Tryptophan is an essential amino acid that is supplied in the diet. Dietary tryptophan is primarily catabolized through endogenous metabolism included kynurenine pathway and serotonin pathway, and direct bacterial metabolism. However, recent studies have revealed that tryptophan bacterial metabolism can directly or indirectly influence the endogenous tryptophan metabolism. Tryptophan metabolites generated by gut microbiota are important contributors to intestinal homeostasis and they regulate the intestinal homeostasis by activating aryl hydrocarbon receptor (AhR), which is a cytosolic ligand-activated transcription factor that regulate the intestinal immunity and inflammation.1 In addition, some tryptophan bacterial metabolites may also promote intestinal epithelial barrier function by acting as ligands for pregnane X receptor (PXR).2 Several tryptophan bacterial metabolites, including indole, indole acetic acid, indole propionic acid, skatole, indole-3-aldehyde, and tryptamine, have been proven to be AhR and/or PXR ligands, and they are considered to play important roles in preventing inflammatory bowel diseases and gastrointestinal infections.3
l To study the role of food matrix in tryptophan conversion by gut microbiota.
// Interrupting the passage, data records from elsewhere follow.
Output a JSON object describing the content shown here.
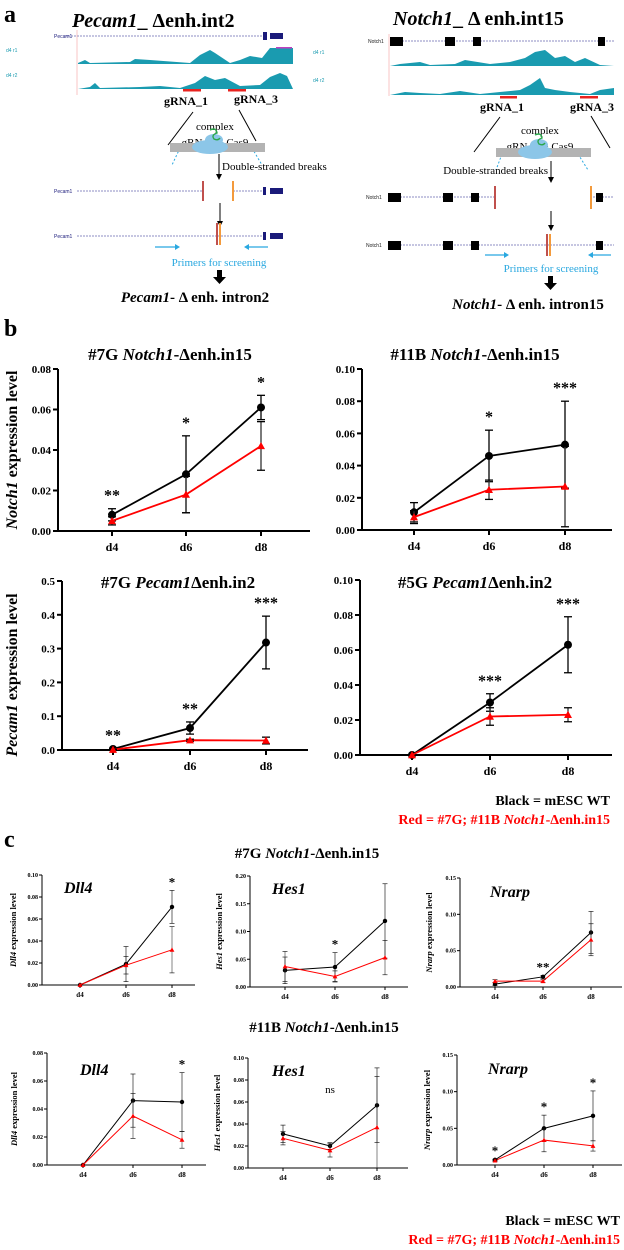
{
  "panel_a": {
    "label": "a",
    "left": {
      "title_gene": "Pecam1",
      "title_rest": "_ Δenh.int2",
      "track_gene": "Pecam1",
      "track_r1": "d4 r1",
      "track_r2": "d4 r2",
      "grna1": "gRNA_1",
      "grna3": "gRNA_3",
      "complex": "complex",
      "complex2": "gRNAs + Cas9",
      "dsb": "Double-stranded breaks",
      "primers": "Primers for screening",
      "result_gene": "Pecam1",
      "result_rest": "- Δ enh. intron2"
    },
    "right": {
      "title_gene": "Notch1",
      "title_rest": "_ Δ enh.int15",
      "track_gene": "Notch1",
      "track_r1": "d4 r1",
      "track_r2": "d4 r2",
      "grna1": "gRNA_1",
      "grna3": "gRNA_3",
      "complex": "complex",
      "complex2": "gRNAs + Cas9",
      "dsb": "Double-stranded breaks",
      "primers": "Primers for screening",
      "result_gene": "Notch1",
      "result_rest": "- Δ enh. intron15"
    },
    "colors": {
      "coverage": "#1a9bb0",
      "grna": "#e8231f",
      "cut_red": "#c0504d",
      "cut_orange": "#f39a3c",
      "primer": "#29a8e0",
      "gene": "#1a1a7a"
    }
  },
  "panel_b": {
    "label": "b",
    "ylabel_top_gene": "Notch1",
    "ylabel_bottom_gene": "Pecam1",
    "ylabel_rest": " expression level",
    "legend": {
      "black": "Black = mESC WT",
      "red_prefix": "Red = #7G; #11B ",
      "red_gene": "Notch1",
      "red_suffix": "-Δenh.in15"
    }
  },
  "panel_c": {
    "label": "c",
    "row1_title_prefix": "#7G ",
    "row1_title_gene": "Notch1",
    "row1_title_suffix": "-Δenh.in15",
    "row2_title_prefix": "#11B ",
    "row2_title_gene": "Notch1",
    "row2_title_suffix": "-Δenh.in15",
    "legend": {
      "black": "Black = mESC WT",
      "red_prefix": "Red = #7G; #11B ",
      "red_gene": "Notch1",
      "red_suffix": "-Δenh.in15"
    }
  },
  "colors": {
    "wt": "#000000",
    "mutant": "#ff0000"
  },
  "chart_data": [
    {
      "type": "line",
      "panel": "b",
      "title_prefix": "#7G ",
      "title_gene": "Notch1",
      "title_suffix": "-Δenh.in15",
      "ylabel_gene": "Notch1",
      "categories": [
        "d4",
        "d6",
        "d8"
      ],
      "ylim": [
        0,
        0.08
      ],
      "yticks": [
        "0.00",
        "0.02",
        "0.04",
        "0.06",
        "0.08"
      ],
      "series": [
        {
          "name": "mESC WT",
          "values": [
            0.008,
            0.028,
            0.061
          ],
          "errors": [
            0.003,
            0.019,
            0.006
          ]
        },
        {
          "name": "#7G Notch1-Δenh.in15",
          "values": [
            0.005,
            0.018,
            0.042
          ],
          "errors": [
            0.002,
            0.009,
            0.012
          ]
        }
      ],
      "significance": [
        "**",
        "*",
        "*"
      ]
    },
    {
      "type": "line",
      "panel": "b",
      "title_prefix": "#11B ",
      "title_gene": "Notch1",
      "title_suffix": "-Δenh.in15",
      "categories": [
        "d4",
        "d6",
        "d8"
      ],
      "ylim": [
        0,
        0.1
      ],
      "yticks": [
        "0.00",
        "0.02",
        "0.04",
        "0.06",
        "0.08",
        "0.10"
      ],
      "series": [
        {
          "name": "mESC WT",
          "values": [
            0.011,
            0.046,
            0.053
          ],
          "errors": [
            0.006,
            0.016,
            0.027
          ]
        },
        {
          "name": "#11B Notch1-Δenh.in15",
          "values": [
            0.008,
            0.025,
            0.027
          ],
          "errors": [
            0.004,
            0.006,
            0.025
          ]
        }
      ],
      "significance": [
        "",
        "*",
        "***"
      ]
    },
    {
      "type": "line",
      "panel": "b",
      "title_prefix": "#7G ",
      "title_gene": "Pecam1",
      "title_suffix": "Δenh.in2",
      "ylabel_gene": "Pecam1",
      "categories": [
        "d4",
        "d6",
        "d8"
      ],
      "ylim": [
        0,
        0.5
      ],
      "yticks": [
        "0.0",
        "0.1",
        "0.2",
        "0.3",
        "0.4",
        "0.5"
      ],
      "series": [
        {
          "name": "mESC WT",
          "values": [
            0.003,
            0.065,
            0.318
          ],
          "errors": [
            0.002,
            0.018,
            0.078
          ]
        },
        {
          "name": "#7G Pecam1Δenh.in2",
          "values": [
            0.001,
            0.029,
            0.028
          ],
          "errors": [
            0.001,
            0.003,
            0.01
          ]
        }
      ],
      "significance": [
        "**",
        "**",
        "***"
      ]
    },
    {
      "type": "line",
      "panel": "b",
      "title_prefix": "#5G ",
      "title_gene": "Pecam1",
      "title_suffix": "Δenh.in2",
      "categories": [
        "d4",
        "d6",
        "d8"
      ],
      "ylim": [
        0,
        0.1
      ],
      "yticks": [
        "0.00",
        "0.02",
        "0.04",
        "0.06",
        "0.08",
        "0.10"
      ],
      "series": [
        {
          "name": "mESC WT",
          "values": [
            0.0,
            0.03,
            0.063
          ],
          "errors": [
            0.0,
            0.005,
            0.016
          ]
        },
        {
          "name": "#5G Pecam1Δenh.in2",
          "values": [
            0.0,
            0.022,
            0.023
          ],
          "errors": [
            0.0,
            0.005,
            0.004
          ]
        }
      ],
      "significance": [
        "",
        "***",
        "***"
      ]
    },
    {
      "type": "line",
      "panel": "c",
      "title_gene": "Dll4",
      "ylabel_gene": "Dll4",
      "categories": [
        "d4",
        "d6",
        "d8"
      ],
      "ylim": [
        0,
        0.1
      ],
      "yticks": [
        "0.00",
        "0.02",
        "0.04",
        "0.06",
        "0.08",
        "0.10"
      ],
      "series": [
        {
          "name": "mESC WT",
          "values": [
            0.0,
            0.019,
            0.071
          ],
          "errors": [
            0.0,
            0.016,
            0.015
          ]
        },
        {
          "name": "#7G Notch1-Δenh.in15",
          "values": [
            0.0,
            0.018,
            0.032
          ],
          "errors": [
            0.0,
            0.008,
            0.021
          ]
        }
      ],
      "significance": [
        "",
        "",
        "*"
      ]
    },
    {
      "type": "line",
      "panel": "c",
      "title_gene": "Hes1",
      "ylabel_gene": "Hes1",
      "categories": [
        "d4",
        "d6",
        "d8"
      ],
      "ylim": [
        0,
        0.2
      ],
      "yticks": [
        "0.00",
        "0.05",
        "0.10",
        "0.15",
        "0.20"
      ],
      "series": [
        {
          "name": "mESC WT",
          "values": [
            0.03,
            0.036,
            0.119
          ],
          "errors": [
            0.024,
            0.026,
            0.067
          ]
        },
        {
          "name": "#7G Notch1-Δenh.in15",
          "values": [
            0.037,
            0.019,
            0.053
          ],
          "errors": [
            0.027,
            0.01,
            0.031
          ]
        }
      ],
      "significance": [
        "",
        "*",
        ""
      ]
    },
    {
      "type": "line",
      "panel": "c",
      "title_gene": "Nrarp",
      "ylabel_gene": "Nrarp",
      "categories": [
        "d4",
        "d6",
        "d8"
      ],
      "ylim": [
        0,
        0.15
      ],
      "yticks": [
        "0.00",
        "0.05",
        "0.10",
        "0.15"
      ],
      "series": [
        {
          "name": "mESC WT",
          "values": [
            0.004,
            0.014,
            0.075
          ],
          "errors": [
            0.002,
            0.002,
            0.029
          ]
        },
        {
          "name": "#7G Notch1-Δenh.in15",
          "values": [
            0.008,
            0.008,
            0.065
          ],
          "errors": [
            0.002,
            0.002,
            0.022
          ]
        }
      ],
      "significance": [
        "",
        "**",
        ""
      ]
    },
    {
      "type": "line",
      "panel": "c",
      "title_gene": "Dll4",
      "ylabel_gene": "Dll4",
      "categories": [
        "d4",
        "d6",
        "d8"
      ],
      "ylim": [
        0,
        0.08
      ],
      "yticks": [
        "0.00",
        "0.02",
        "0.04",
        "0.06",
        "0.08"
      ],
      "series": [
        {
          "name": "mESC WT",
          "values": [
            0.0,
            0.046,
            0.045
          ],
          "errors": [
            0.0,
            0.019,
            0.021
          ]
        },
        {
          "name": "#11B Notch1-Δenh.in15",
          "values": [
            0.0,
            0.035,
            0.018
          ],
          "errors": [
            0.0,
            0.016,
            0.006
          ]
        }
      ],
      "significance": [
        "",
        "",
        "*"
      ]
    },
    {
      "type": "line",
      "panel": "c",
      "title_gene": "Hes1",
      "ylabel_gene": "Hes1",
      "categories": [
        "d4",
        "d6",
        "d8"
      ],
      "ylim": [
        0,
        0.1
      ],
      "yticks": [
        "0.00",
        "0.02",
        "0.04",
        "0.06",
        "0.08",
        "0.10"
      ],
      "series": [
        {
          "name": "mESC WT",
          "values": [
            0.031,
            0.02,
            0.057
          ],
          "errors": [
            0.008,
            0.003,
            0.034
          ]
        },
        {
          "name": "#11B Notch1-Δenh.in15",
          "values": [
            0.027,
            0.016,
            0.037
          ],
          "errors": [
            0.006,
            0.006,
            0.046
          ]
        }
      ],
      "significance": [
        "",
        "ns",
        ""
      ]
    },
    {
      "type": "line",
      "panel": "c",
      "title_gene": "Nrarp",
      "ylabel_gene": "Nrarp",
      "categories": [
        "d4",
        "d6",
        "d8"
      ],
      "ylim": [
        0,
        0.15
      ],
      "yticks": [
        "0.00",
        "0.05",
        "0.10",
        "0.15"
      ],
      "series": [
        {
          "name": "mESC WT",
          "values": [
            0.007,
            0.05,
            0.067
          ],
          "errors": [
            0.001,
            0.018,
            0.034
          ]
        },
        {
          "name": "#11B Notch1-Δenh.in15",
          "values": [
            0.006,
            0.034,
            0.026
          ],
          "errors": [
            0.001,
            0.016,
            0.007
          ]
        }
      ],
      "significance": [
        "*",
        "*",
        "*"
      ]
    }
  ]
}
l To study the contribution of specific species of colon bacteria to the generation of tryptophan metabolites.
l To investigate the role of tryptophan metabolites in the activation of AhR and PXR, and its contribution to intestinal health and function.
We will use in vitro fermentation models (e.g. batch fermentation, SHIME (Simulator of the Human Intestinal Microbial Ecosystem), and Mucosa-SHIME) to study tryptophan bacterial metabolism. Bioinformatic tools and pathway analysis will be employed to predict microbial metabolism of tryptophan. Intestinal organoids will be used to study the effect of tryptophan bacterial metabolites on intestinal epithelial barrier function, as well as the transport of tryptophan metabolites through the colon epithelium. Tryptophan bacterial metabolites during fermentation will be characterized by LC-MS/MS and AhR/PXR activation will be tested on HepG2-Lucia-AhR cells for AhR and DPX2TM cells for PXR. In vivo study may also include in this research to validate findings from in vitro experiments.
1. Lamas, B., Natividad, J. M., & Sokol, H. (2018). Aryl hydrocarbon receptor and intestinal immunity. Mucosal Immunology, 11, 1024-1038.
2. Roager, H. M., & Licht, T. R. (2018). Microbial tryptophan catabolites in health and disease. Nature Communications, 9(1), 3294.
3. Allison, A., Julien, P., & Harry, S. (2018). Gut microbiota regulation of tryptophan metabolism in health and disease. Cell Host & Microbe, 23(6), 716-724.